Since 1993, the corporate tax rate in the United States has remained at 35%, but it was reduced to 21% in 2018, during Donald Trump's presidency. In Mexico, the corporate income tax rate has been at 30% since 2010, when Felipe Calderón was in power. “I think this is more of a territorial issue; Trump promises to lower the corporate tax rate, which is attractive to those with higher incomes, but what truly impacts is inflation since the taxable base increases with costs,” commented Guillermo Mendieta González from Mendieta y Compañía. If Mexico seeks to compete for investments through corporate taxes, it will face a challenge, as a lower tax rate would mean a decrease in public revenue collection. By 2023, this collection accounted for over 35% of all government income, totaling more than 2.5 trillion pesos out of a total of seven trillion. By the end of August, 1.83 trillion pesos had already been collected. A cut in the ISR rate to counter the U.S. poses a risk to Mexico's fiscal health, keeping in mind the goal of reducing the fiscal deficit from 6% to 3.5% of GDP by 2025, as laid out by President Claudia Sheinbaum, while the Ministry of Finance and Public Credit (SHCP) prepares its next economic package proposal for discussion in Congress before November 15. Last Monday, the president of the Confederation of Industrial Chambers (Concamin), Alejandro Malagón, expressed concerns from the sector regarding the government's goal to reduce the fiscal deficit; “we are worried that this may lead to a decrease in public investment in infrastructure,” which is essential for boosting private investment. While Mexico has a higher tax rate than the United States, it can attract investments due to lower labor and energy costs; however, it faces the challenge of both physical and legal insecurity, Mendieta pointed out.

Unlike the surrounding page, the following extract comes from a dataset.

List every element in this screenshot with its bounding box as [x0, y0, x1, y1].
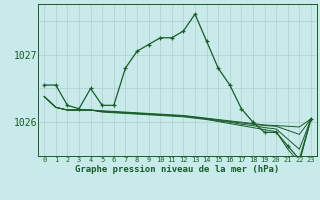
- X-axis label: Graphe pression niveau de la mer (hPa): Graphe pression niveau de la mer (hPa): [76, 165, 280, 174]
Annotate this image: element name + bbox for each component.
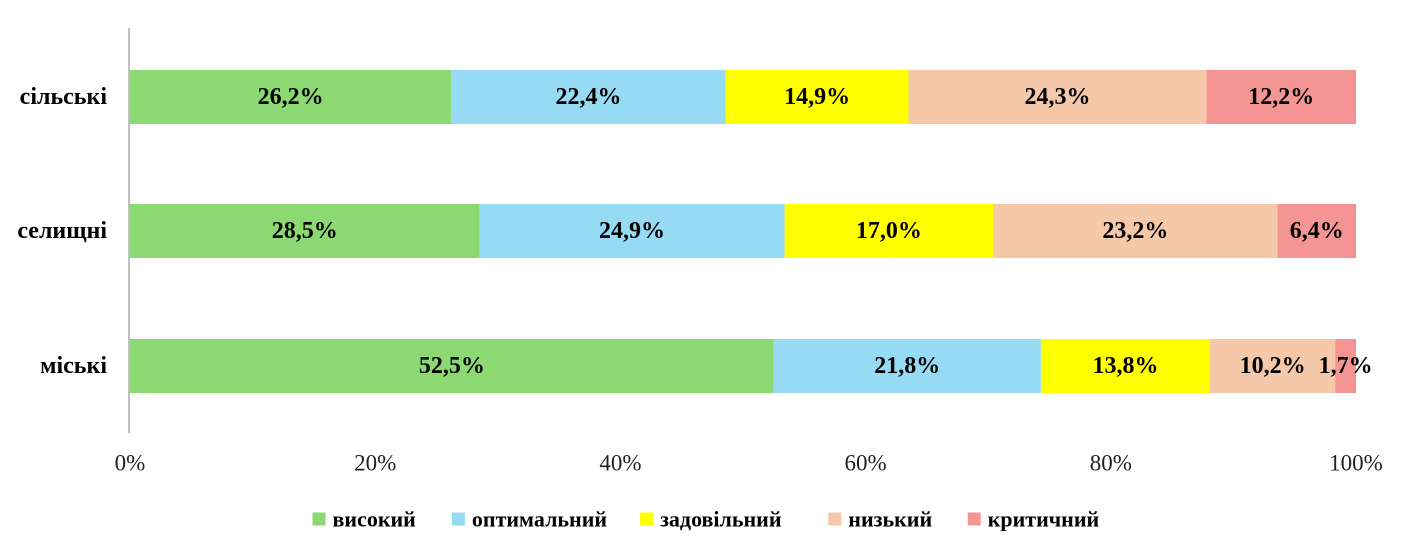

He clarified that this is a matter of competitiveness to activate investment with security and provide clear conditions to foreign investors; “if these conditions are not present, there will be no investment coming in, and therefore, no revenue to collect.”
This analysis highlights the complexity of the economic and fiscal environment. Attracting investments depends not only on tax rates but also on a solid regulatory framework and appropriate security conditions. A country's competitiveness on the global stage requires a balance between fair taxes and robust infrastructure that encourages both foreign and local investment. Thus, decisions regarding taxes not only affect public finances but are crucial for sustained economic development.